The Obelisk of the Fallen in the Wars of Independence (Obelisco dei Caduti delle Guerre d'Indipendenza) in the Piazza dell'Unità Italiana, once called the Piazza Vecchia di Santa Maria Novella, is a monument located in the piazza just east of the apse of Santa Maria Novella, surrounded by large hotels and offices located near the main train station in Florence, Italy.

==History==
The monument was commissioned in 1880 by the veterans of the battles of 1848–1849, to commemorate those fallen in the battles of independence from 1821 to 1870. The 15 meter obelisk was erected on May 29, 1882, in a piazza renamed for Italian Unity. With further wars, more plaques were added over the decades.
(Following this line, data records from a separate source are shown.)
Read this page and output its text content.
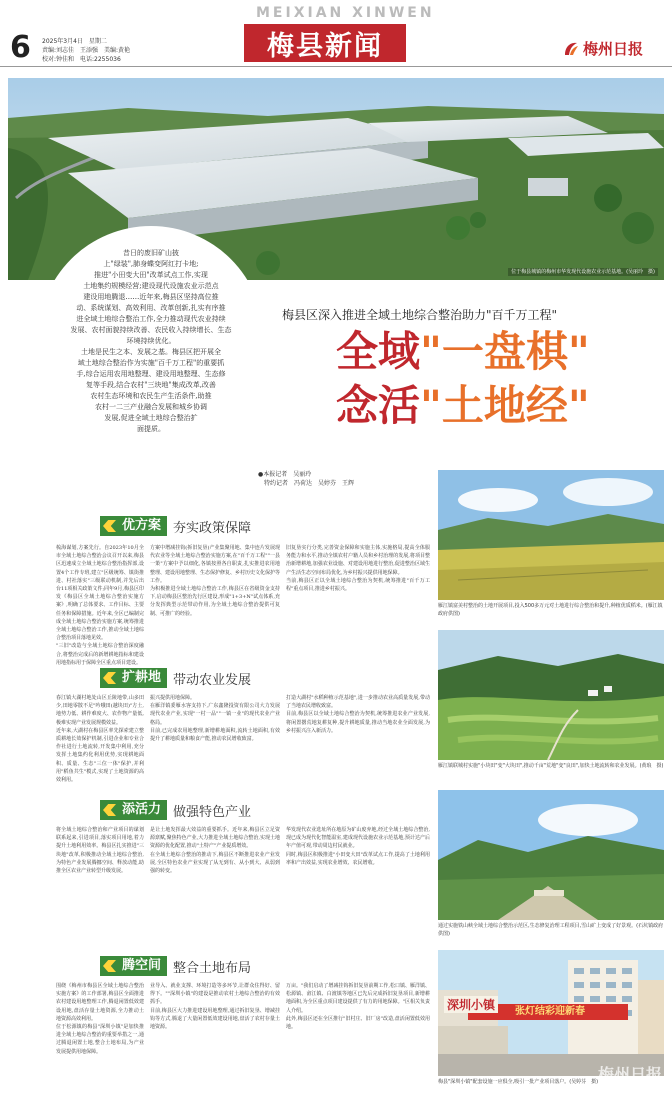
6 2025年3月4日　星期二
责编:刘志佳　王添强　美编:黄艳
校对:钟佳和　电话:2255036
MEIXIAN XINWEN
梅县新闻	梅州日报
位于梅县城镇的梅州市华发现代设施农业示范基地。(吴丽玲　摄)
昔日的废旧矿山披
上"绿装",肺身蝶变阿红打卡地;
推进"小田变大田"改革试点工作,实现
土地集约规模经营;建设现代设施农业示范点
建设用地腾退……近年来,梅县区坚持高位推
动、系统谋划、高效利用、改革创新,扎实有序推
进全域土地综合整治工作,全力推动现代农业持续
发展、农村面貌持续改善、农民收入持续增长、生态
环境持续优化。
土地是民生之本、发展之基。梅县区把开展全
域土地综合整治作为实施"百千万工程"的重要抓
手,综合运用农用地整理、建设用地整理、生态修
复等手段,结合农村"三块地"集成改革,改善
农村生态环境和农民生产生活条件,助推
农村一二三产业融合发展和城乡协调
发展,促进全域土地综合整治扩
面提质。
梅县区深入推进全域土地综合整治助力"百千万工程"
全域"一盘棋"
念活"土地经"
●本报记者　吴丽玲
　特约记者　冯荷达　吴婷芬　王辉
优方案 夯实政策保障
梳海谋划,方案先行。自2023年10月全市全域土地综合整治会议召开以来,梅县区迅速成立全域土地综合整治指挥部,设置4个工作专班,建立"区级统筹、镇街推进、村社落实"三级联动机制,并先后出台11项相关政策文件;同年9月,梅县区印发《梅县区全域土地综合整治实施方案》,明确了总体要求、工作目标、主要任务和保障措施。近年来,全区已编制完成全域土地综合整治实施方案,统筹推进全域土地综合整治工作,推动全域土地综合整治项目落地见效。
"三旧"改造与全域土地综合整治深度融合,将整治完成后的新增耕地指标和建设用地指标用于保障全区重点项目建设。
方案中增减挂钩(拆旧复垦)产业集聚用地、集中连片发展现代农业等全域土地综合整治实施方案,在"百千万工程""一县一策"方案中予以细化,各镇按照各自职责,扎实推进农用地整理、建设用地整理、生态保护修复、乡村历史文化保护等工作。
为积极推进全域土地综合整治工作,梅县区在省级资金支持下,启动梅县区整治先行区建设,形成"1+3+N"试点体系,充分发挥典型示范带动作用,为全域土地综合整治提供可复制、可推广的经验。
旧复垦实行分类,完善资金保障和实施主体,实施格局,提高全体服务能力和水平,推动全镇农村户籍人员和乡村治理的发展,将项目整治新增耕地,加强农业设施、对建设用地进行整治,促进整治区域生产生活生态空间布局优化,为乡村振兴提供用地保障。
当前,梅县区正以全域土地综合整治为契机,统筹推进"百千万工程"重点项目,推进乡村振兴。
扩耕地 带动农业发展
春江镇大湖村地处山区丘陵地带,山多田少,田地零散不足"吟哦田(越块田)"方土,地势力低、耕作难度大、农作物产量低,极难实现产业发展规模效益。
近年来,大湖村在梅县区率先探索建立整质耕地长效保护机制,引进企业和专业合作社进行土地流转,开发集中利用,充分发挥土地集约化利用优势,实现耕地面积、质量、生态"三位一体"保护,并利用"稻鱼共生"模式,实现了土地资源的高效利用。
振兴提供用地保障。
在雁洋镇委雁水客支持下,广东鑫隆投资有限公司大力发展现代农业产业,实现"一村一品""一镇一业"的现代农业产业格局。
目前,已完成农用地整理,新增耕地面积,流转土地面积,有效提升了耕地质量和粮食产能,推动农民增收致富。
打造大湖村"水稻种植示范基地",进一步推动农业高质量发展,带动了当地农民增收致富。
目前,梅县区以全域土地综合整治为契机,统筹推进农业产业发展,将闲置撂荒地复耕复种,提升耕地质量,推动当地农业全面发展,为乡村振兴注入新活力。
添活力 做强特色产业
将全域土地综合整治和产业项目的谋划联系起来,引进项目,落实项目用地,着力提升土地利用效率。梅县区扎实推进"三块地"改革,积极推动全域土地综合整治,为特色产业发展腾挪空间、释放动能,助推全区农业产业转型升级发展。
是让土地发挥最大效益的重要抓手。近年来,梅县区立足资源禀赋,聚焦特色产业,大力推进全域土地综合整治,实现土地资源的优化配置,推动"土特产"产业提质增效。
在全域土地综合整治的推动下,梅县区不断推进农业产业发展,全区特色农业产业实现了从无到有、从小到大、从弱到强的转变。
华发现代农业选址所在地原为矿山废弃地,经过全域土地综合整治,现已成为现代化智能温室,建成现代设施农业示范基地,预计达产后年产值可观,带动周边村民就业。
同时,梅县区积极推进"小田变大田"改革试点工作,提高了土地利用率和产出效益,实现农业增效、农民增收。
腾空间 整合土地布局
围绕《梅州市梅县区全域土地综合整治实施方案》的工作部署,梅县区全面推进农村建设用地整理工作,腾退闲置低效建设用地,盘活存量土地资源,全力推动土地资源高效利用。
位于松源镇的梅县"深圳小镇"是加快推进全域土地综合整治的重要举措之一,通过腾退闲置土地,整合土地布局,为产业发展提供用地保障。
业导入、就业支撑、环境打造等多环节,让群众住得好、留得下。""深圳小镇"的建设是推动农村土地综合整治的有效抓手。
目前,梅县区大力推进建设用地整理,通过拆旧复垦、增减挂钩等方式,腾退了大量闲置低效建设用地,盘活了农村存量土地资源。
万亩。"我们启动了增减挂钩拆旧复垦前期工作,松口镇、雁洋镇、松源镇、畲江镇、白渡镇等地区已先后完成拆旧复垦项目,新增耕地面积,为全区重点项目建设提供了有力的用地保障。"区相关负责人介绍。
此外,梅县区还在全区推行"旧村庄、旧厂房"改造,盘活闲置低效用地。
雁江镇富美村整治的土地开展项目,投入500多万元对土地进行综合整治和提升,种植优质稻米。(雁江镇政府供图)
雁江镇联城村实施"小块田"变"大块田",推动千亩"荒地"变"良田",加快土地流转和农业发展。(黄琅　摄)
通过实施铁山峡全域土地综合整治示范区,生态修复治理工程项目,雪山矿上变成了好景观。(石坑镇政府供图)
深圳小镇	张灯结彩迎新春
梅县"深圳小镇"配套设施一应俱全,吸引一批产业项目落户。(吴婷芬　摄) 梅州日报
The engineer Giovanni Pini and the architect Mazzanti erected a stelae consisting of various stone elements; Along the facades are marble plaques with names and decoration. The original design was by Angelo Ambucchi, the reliefs are by Delio Granchi. Among the names specifically memorialized by the monument are the irredentist patriots: Guglielmo Oberdan, a conspirator was executed for planning to assassinate the emperor of Austria-Hungary Franz Joseph in 1882 at Trieste); Cesare Battisti, an Austrian politician from the then Austrian city of Trento who fought for the Italians, was captured, and hung as a traitor; and Nazario Sauro, officer in the Italian Navy during World War I, was captured during a mission, and executed in now Croatia for treason since he was born in Capodistria, then part of Austria-Hungary.